Au terme du long pèlerinage pénitentiel du Pape François au Canada viennent à l’esprit les premières paroles qui ont été prononcées en public: «C’est un grand honneur de vous accueillir parmi nous. Vous avez parcouru un long chemin pour être avec nous sur notre terre et pour marcher avec nous sur la voie de la réconciliation». C’est Chief Wilton Littlechild qui parle, l’un des anciens de la tribu des Cree, son nom est Usow-Kihew c’est-à-dire Aigle Royal, ancien élève du pensionnat d’Ermineskin et membre de la Commission Vérité et Réconciliation.

Ils s’étaient déjà rencontrés en avril au Vatican et c’est lui qui, le 25 juillet, sur la plaine de -Maskwacis, a inauguré ce voyage apostolique du Pape et, jusqu’à l’étape à Québec, a été présent, de façon à la fois discrète et tenace, à tous les événements et rencontres. Une icône vivante de la dignité unie à une humilité et une simplicité, voilà qui est -Littlechild qui, interviewé par Vatican News, a immédiatement saisi l’esprit du voyage du Pape qui n’est pas «un point d’arrivée», mais un premier pas vers un avenir de guérison, de réconciliation et d’espérance côte à côte. C’est un chef très respecté de son peuple, on le comprend immédiatement également du nombre de personnes qui lui demandent d’être photographiées avec lui, et lui accepte toujours avec douceur, en souriant.

C’est lui qui, représentant les autres anciens, montant avec difficulté les marches du podium (il marche en s’aidant de béquilles), a apporté le couvre-chef à plumes que le Pape a porté et tous ont perçu qu’entre les deux hommes, est née ces jours-ci une relation vraie, qui dépasse la simple cordialité formelle.

Dans la cathédrale de Québec, au terme des vêpres, François et Wilton se sont salués et embrassés comme deux vieux amis et le Pape, comme s’il répondait à une demande de bénédiction, a fait un signe de la croix sur son front avec son pouce, tandis que les yeux perçants du vieux chef Cree exprimaient la gratitude et le pur bonheur. Dans cette scène très rapide, loin des projecteurs, Wilton était véritablement, dans le même temps, Aigle Royal, avec toute la fierté de son visage encadré par le splendide couvre-chef, et Littlechild, un petit enfant qui perçoit la vérité et déborde de joie. «Vous avez parcouru un long chemin pour être avec nous», avait-il dit au Pape, mais au fond, ces paroles valent aussi pour lui. En effet, tous deux ont des difficultés à marcher: l’un avec des béquilles, l’autre en fauteuil roulant, et pourtant, c’est ce qu’ils ont fait, ils ont marché ensemble, en partant de très loin et en portant sur les épaules un très lourd fardeau.

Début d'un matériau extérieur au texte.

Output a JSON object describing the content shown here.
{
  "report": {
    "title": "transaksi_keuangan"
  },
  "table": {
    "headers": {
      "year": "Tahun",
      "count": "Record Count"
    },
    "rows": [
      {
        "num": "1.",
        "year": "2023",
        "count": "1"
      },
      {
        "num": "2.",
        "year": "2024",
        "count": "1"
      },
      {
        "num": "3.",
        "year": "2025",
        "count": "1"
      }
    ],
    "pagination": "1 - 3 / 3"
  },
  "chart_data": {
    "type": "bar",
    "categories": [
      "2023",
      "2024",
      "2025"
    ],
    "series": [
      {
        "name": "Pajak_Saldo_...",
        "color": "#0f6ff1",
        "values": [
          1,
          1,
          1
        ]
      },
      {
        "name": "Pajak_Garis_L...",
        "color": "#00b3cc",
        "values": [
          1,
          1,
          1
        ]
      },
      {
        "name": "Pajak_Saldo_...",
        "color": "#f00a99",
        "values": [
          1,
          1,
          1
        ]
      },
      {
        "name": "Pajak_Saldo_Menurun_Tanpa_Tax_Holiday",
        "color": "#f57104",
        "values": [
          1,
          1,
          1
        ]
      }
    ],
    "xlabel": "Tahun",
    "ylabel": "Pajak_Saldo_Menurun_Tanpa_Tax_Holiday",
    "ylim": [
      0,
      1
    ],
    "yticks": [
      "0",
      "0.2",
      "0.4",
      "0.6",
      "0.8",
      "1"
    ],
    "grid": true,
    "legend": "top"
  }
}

Dans ce premier bref salut, -Littlechild a raconté avoir écouté près de 7.000 témoignages d’anciens élèves de pensionnats et a reconnu, en le voyant à l’œuvre, en le regardant dans les yeux, que le Pape aussi «a écouté profondément et avec une grande compassion les témoignages qui racontaient comment notre langue a été réprimée, notre culture nous a été arrachée et notre spiritualité dénigrée. Il a senti la dévastation qui a suivi la façon dont nos familles ont été détruites». Ces deux personnes âgées qui se déplacent avec difficulté ont choisi de marcher, ensemble, principalement en silence. Wilton a vu François prier en silence sur les rives du Lac Sainte-Anne, ce lac qui est là depuis des millénaires, sans doute depuis la création du monde et qui a rappelé au pasteur de l’Eglise catholique l’image du lac de Galilée où l’aventure chrétienne a fait ses premiers pas.

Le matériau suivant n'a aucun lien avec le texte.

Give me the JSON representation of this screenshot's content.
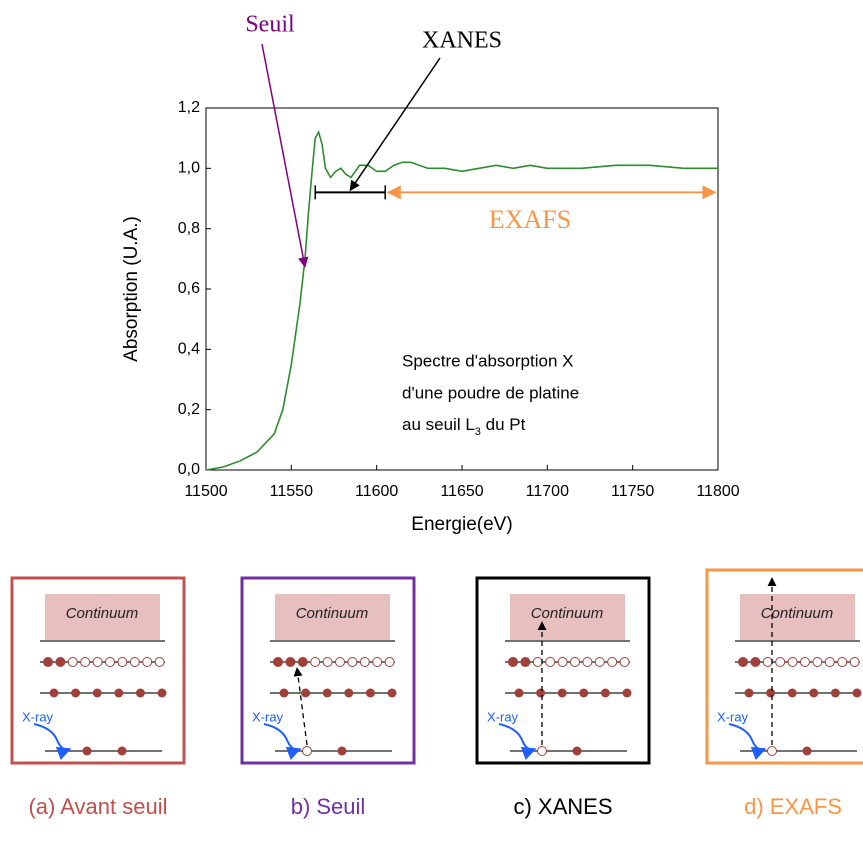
{
  "chart_data": {
    "type": "line",
    "x_label": "Energie(eV)",
    "y_label": "Absorption (U.A.)",
    "x": [
      11500,
      11510,
      11520,
      11530,
      11540,
      11545,
      11550,
      11555,
      11558,
      11560,
      11562,
      11564,
      11566,
      11568,
      11570,
      11573,
      11576,
      11579,
      11582,
      11585,
      11590,
      11595,
      11600,
      11605,
      11610,
      11615,
      11620,
      11630,
      11640,
      11650,
      11660,
      11670,
      11680,
      11690,
      11700,
      11720,
      11740,
      11760,
      11780,
      11800
    ],
    "values": [
      0.0,
      0.01,
      0.03,
      0.06,
      0.12,
      0.2,
      0.35,
      0.55,
      0.7,
      0.85,
      0.98,
      1.1,
      1.12,
      1.08,
      1.0,
      0.97,
      0.99,
      1.0,
      0.98,
      0.97,
      1.01,
      1.01,
      0.99,
      0.99,
      1.01,
      1.02,
      1.02,
      1.0,
      1.0,
      0.99,
      1.0,
      1.01,
      1.0,
      1.01,
      1.0,
      1.0,
      1.01,
      1.01,
      1.0,
      1.0
    ],
    "color": "#2e8b2e",
    "xlim": [
      11500,
      11800
    ],
    "ylim": [
      0,
      1.2
    ],
    "xticks": [
      11500,
      11550,
      11600,
      11650,
      11700,
      11750,
      11800
    ],
    "yticks": [
      {
        "value": 0,
        "label": "0,0"
      },
      {
        "value": 0.2,
        "label": "0,2"
      },
      {
        "value": 0.4,
        "label": "0,4"
      },
      {
        "value": 0.6,
        "label": "0,6"
      },
      {
        "value": 0.8,
        "label": "0,8"
      },
      {
        "value": 1.0,
        "label": "1,0"
      },
      {
        "value": 1.2,
        "label": "1,2"
      }
    ],
    "annotations": {
      "seuil": {
        "text": "Seuil",
        "color": "#800080"
      },
      "xanes": {
        "text": "XANES",
        "range": [
          11564,
          11605
        ],
        "color": "#000000"
      },
      "exafs": {
        "text": "EXAFS",
        "range": [
          11605,
          11800
        ],
        "color": "#f79646"
      }
    },
    "note": [
      "Spectre d'absorption X",
      "d'une poudre de platine"
    ],
    "note_last": {
      "text": "au seuil L",
      "sub": "3",
      "tail": " du Pt"
    }
  },
  "panels": [
    {
      "caption": "(a) Avant seuil",
      "continuum": "Continuum",
      "xray": "X-ray",
      "color": "#c0504d"
    },
    {
      "caption": "b) Seuil",
      "continuum": "Continuum",
      "xray": "X-ray",
      "color": "#7030a0"
    },
    {
      "caption": "c) XANES",
      "continuum": "Continuum",
      "xray": "X-ray",
      "color": "#000000"
    },
    {
      "caption": "d) EXAFS",
      "continuum": "Continuum",
      "xray": "X-ray",
      "color": "#f79646"
    }
  ]
}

Il y a une source à laquelle puiser pour supporter le fardeau de la vie qui semble parfois nous écraser, une source qui permet de repartir, chaque jour. Il y a ce magnifique personnage de Peau de la Vieille Hutte, le vieux chef Cheyenne dans le célèbre film Little Big Man (qui, en 1970, marqua un tournant dans la façon de raconter, jusqu’alors «manichéenne», l’épopée de l’ouest), qui salue toujours la rencontre avec son ami blanc Jack Crabb par les paroles «mon cœur s’envole comme un faucon». L’accueil de la vie (et de la vie de l’autre) comme don, est ici la source qui redonne la force à tout homme d’affronter son destin avec joie.

Dans l’homélie des vêpres dans la cathédrale, le Pape a parlé de la joie chrétienne «unie à une expérience de paix qui demeure dans nos cœurs même lorsque nous sommes assaillis par les épreuves et les afflictions, parce que nous savons que nous ne sommes pas seuls mais accompagnés par un Dieu qui n'est pas indifférent à notre sort. Comme lorsque la mer est agitée: en surface, elle est houleuse, mais dans les profondeurs, elle reste calme et paisible».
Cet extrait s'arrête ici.